In this context, we would like to point to two papers which are of interest in this context. The authors of Flaxman et al. (2020) study the effects of non-pharmaceutical interventions on COVID-19 in 11 European countries. It would be very interesting to apply our model to the data and compare the results with theirs. The other paper studies how epidemic control can be obtained by contact tracing Ferretti et al. (2020). If such data are available one could improve the application of our model by improved estimates of the contact rates.

As conditional predictions with the present model turn out to be convincing and reliable, we also consider conditional predictions fur up to two or three weeks as realistic and future scenarios for the overall development of the epidemic for up to a few months as informative. For an example of a scenario that can be checked against the real course of the epidemic, see the end of Sect. 7. Such scenarios may be helpful for exploring alternative actions (e.g. non-pharmaceutical interventions) and for identifying necessary steps to avoid the breakdown of the health system.

  • The study of conditional predictions and future scenarios with the \(\gamma \)-K-McK model may be useful for persons or institutions looking for orientation with regard to alternative actions and/or external changes of condition (rise of new mutants, climate change).

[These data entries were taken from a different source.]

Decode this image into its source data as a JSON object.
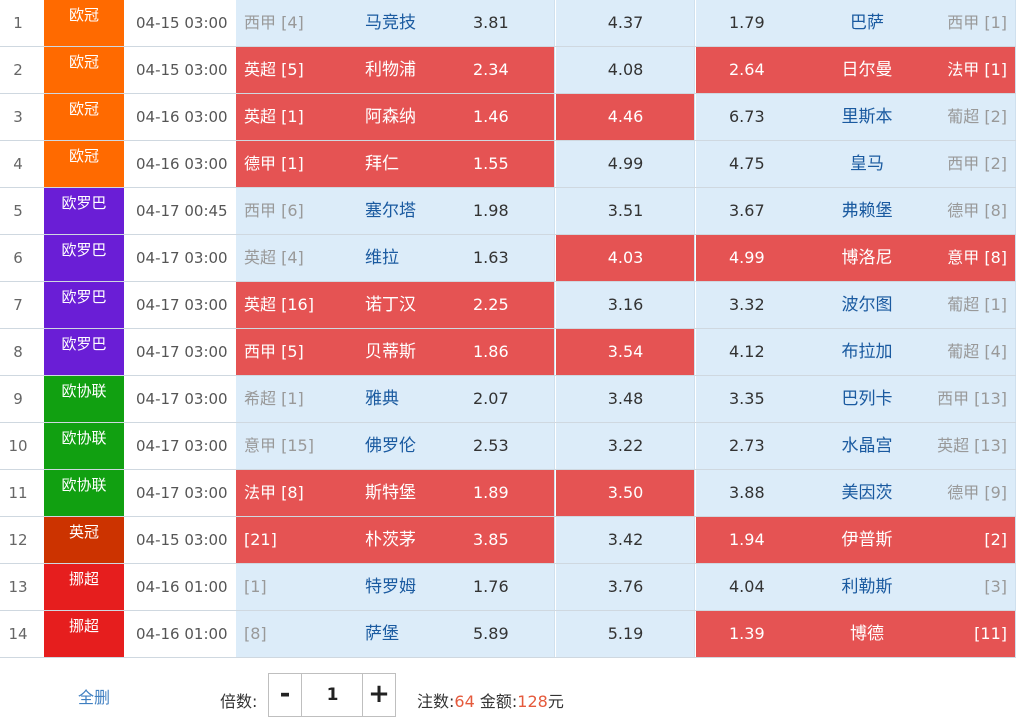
{
  "matches": [
    {
      "no": "1",
      "league": "欧冠",
      "league_color": "#ff6a00",
      "time": "04-15 03:00",
      "home_rank": "西甲 [4]",
      "home": "马竞技",
      "home_odds": "3.81",
      "draw_odds": "4.37",
      "away_odds": "1.79",
      "away": "巴萨",
      "away_rank": "西甲 [1]",
      "selected": []
    },
    {
      "no": "2",
      "league": "欧冠",
      "league_color": "#ff6a00",
      "time": "04-15 03:00",
      "home_rank": "英超 [5]",
      "home": "利物浦",
      "home_odds": "2.34",
      "draw_odds": "4.08",
      "away_odds": "2.64",
      "away": "日尔曼",
      "away_rank": "法甲 [1]",
      "selected": [
        "home",
        "away"
      ]
    },
    {
      "no": "3",
      "league": "欧冠",
      "league_color": "#ff6a00",
      "time": "04-16 03:00",
      "home_rank": "英超 [1]",
      "home": "阿森纳",
      "home_odds": "1.46",
      "draw_odds": "4.46",
      "away_odds": "6.73",
      "away": "里斯本",
      "away_rank": "葡超 [2]",
      "selected": [
        "home",
        "draw"
      ]
    },
    {
      "no": "4",
      "league": "欧冠",
      "league_color": "#ff6a00",
      "time": "04-16 03:00",
      "home_rank": "德甲 [1]",
      "home": "拜仁",
      "home_odds": "1.55",
      "draw_odds": "4.99",
      "away_odds": "4.75",
      "away": "皇马",
      "away_rank": "西甲 [2]",
      "selected": [
        "home"
      ]
    },
    {
      "no": "5",
      "league": "欧罗巴",
      "league_color": "#6a1ed6",
      "time": "04-17 00:45",
      "home_rank": "西甲 [6]",
      "home": "塞尔塔",
      "home_odds": "1.98",
      "draw_odds": "3.51",
      "away_odds": "3.67",
      "away": "弗赖堡",
      "away_rank": "德甲 [8]",
      "selected": []
    },
    {
      "no": "6",
      "league": "欧罗巴",
      "league_color": "#6a1ed6",
      "time": "04-17 03:00",
      "home_rank": "英超 [4]",
      "home": "维拉",
      "home_odds": "1.63",
      "draw_odds": "4.03",
      "away_odds": "4.99",
      "away": "博洛尼",
      "away_rank": "意甲 [8]",
      "selected": [
        "draw",
        "away"
      ]
    },
    {
      "no": "7",
      "league": "欧罗巴",
      "league_color": "#6a1ed6",
      "time": "04-17 03:00",
      "home_rank": "英超 [16]",
      "home": "诺丁汉",
      "home_odds": "2.25",
      "draw_odds": "3.16",
      "away_odds": "3.32",
      "away": "波尔图",
      "away_rank": "葡超 [1]",
      "selected": [
        "home"
      ]
    },
    {
      "no": "8",
      "league": "欧罗巴",
      "league_color": "#6a1ed6",
      "time": "04-17 03:00",
      "home_rank": "西甲 [5]",
      "home": "贝蒂斯",
      "home_odds": "1.86",
      "draw_odds": "3.54",
      "away_odds": "4.12",
      "away": "布拉加",
      "away_rank": "葡超 [4]",
      "selected": [
        "home",
        "draw"
      ]
    },
    {
      "no": "9",
      "league": "欧协联",
      "league_color": "#11a011",
      "time": "04-17 03:00",
      "home_rank": "希超 [1]",
      "home": "雅典",
      "home_odds": "2.07",
      "draw_odds": "3.48",
      "away_odds": "3.35",
      "away": "巴列卡",
      "away_rank": "西甲 [13]",
      "selected": []
    },
    {
      "no": "10",
      "league": "欧协联",
      "league_color": "#11a011",
      "time": "04-17 03:00",
      "home_rank": "意甲 [15]",
      "home": "佛罗伦",
      "home_odds": "2.53",
      "draw_odds": "3.22",
      "away_odds": "2.73",
      "away": "水晶宫",
      "away_rank": "英超 [13]",
      "selected": []
    },
    {
      "no": "11",
      "league": "欧协联",
      "league_color": "#11a011",
      "time": "04-17 03:00",
      "home_rank": "法甲 [8]",
      "home": "斯特堡",
      "home_odds": "1.89",
      "draw_odds": "3.50",
      "away_odds": "3.88",
      "away": "美因茨",
      "away_rank": "德甲 [9]",
      "selected": [
        "home",
        "draw"
      ]
    },
    {
      "no": "12",
      "league": "英冠",
      "league_color": "#cc3300",
      "time": "04-15 03:00",
      "home_rank": "[21]",
      "home": "朴茨茅",
      "home_odds": "3.85",
      "draw_odds": "3.42",
      "away_odds": "1.94",
      "away": "伊普斯",
      "away_rank": "[2]",
      "selected": [
        "home",
        "away"
      ]
    },
    {
      "no": "13",
      "league": "挪超",
      "league_color": "#e61e1e",
      "time": "04-16 01:00",
      "home_rank": "[1]",
      "home": "特罗姆",
      "home_odds": "1.76",
      "draw_odds": "3.76",
      "away_odds": "4.04",
      "away": "利勒斯",
      "away_rank": "[3]",
      "selected": []
    },
    {
      "no": "14",
      "league": "挪超",
      "league_color": "#e61e1e",
      "time": "04-16 01:00",
      "home_rank": "[8]",
      "home": "萨堡",
      "home_odds": "5.89",
      "draw_odds": "5.19",
      "away_odds": "1.39",
      "away": "博德",
      "away_rank": "[11]",
      "selected": [
        "away"
      ]
    }
  ],
  "footer": {
    "clear_all": "全删",
    "multiplier_label": "倍数:",
    "minus": "-",
    "multiplier_value": "1",
    "plus": "+",
    "bets_label": "注数:",
    "bets_count": "64",
    "amount_label": "金额:",
    "amount_value": "128",
    "currency": "元"
  },
  "colors": {
    "selected_bg": "#e55353",
    "cell_bg": "#dcecf9",
    "team_text": "#1a5aa0",
    "highlight_num": "#e55a3c"
  }
}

(4) As we have seen, there is a parameter which can, in principle, be influenced by socio-political decisions comparatively easily, the time between infection and the day people go to quarantine. We therefore emphasize again:

  • The model shows that reducing the time until entering quarantine by one day leads to a drastic improvement.

Whether one can reduce it depends on various factors, in particular the infrastructure and effectiveness of the health system. Discussions with experts about the German health system have convinced us that there are good chances for lowering the time until quarantine by at least one day. Of course, this needs a great effort: one has to enable the health system to carry it out and one has to convince the population to follow the corresponding rules. But the latter should have a good chance of success since this is a restriction which hits only a small number of the population: those who show first symptoms or are identified as Covid-positive in an unspecified test.

(5) A comparison between different models is difficult. If models are based on clear principles the first thing one could do is to compare the principles and discuss their strengths and weaknesses. If one wants to compare the standard SIR model with our adapted model this is simplified by the fact that they are both based on the same principle, the Kermack–McKendrick idea. So the first thing is to compare the input functions. But it still could be that although they are very different both models are approximately equivalent. In Sect. 6, we have shown that this is not the case. If one takes both the compartments I and R into account (S is determined by I and R), the difference is drastic. We conclude that a model based on a more realistic \(\gamma \) function, like the one we have chosen, seems to be more useful.

Saying this, one should not forget that no model is a mirror of reality. It can even happen that a model based on less realistic principles may work better, but so far we do not see a sign of this in the comparison of the adapted model with the standard SIR model. So we conclude:

  • Our comparison of the adapted model with the standard SIR model indicates that the former one is based on more realistic assumptions. Since the differences in the long run or when the contact rates jump are large, the adapted model should be the first choice.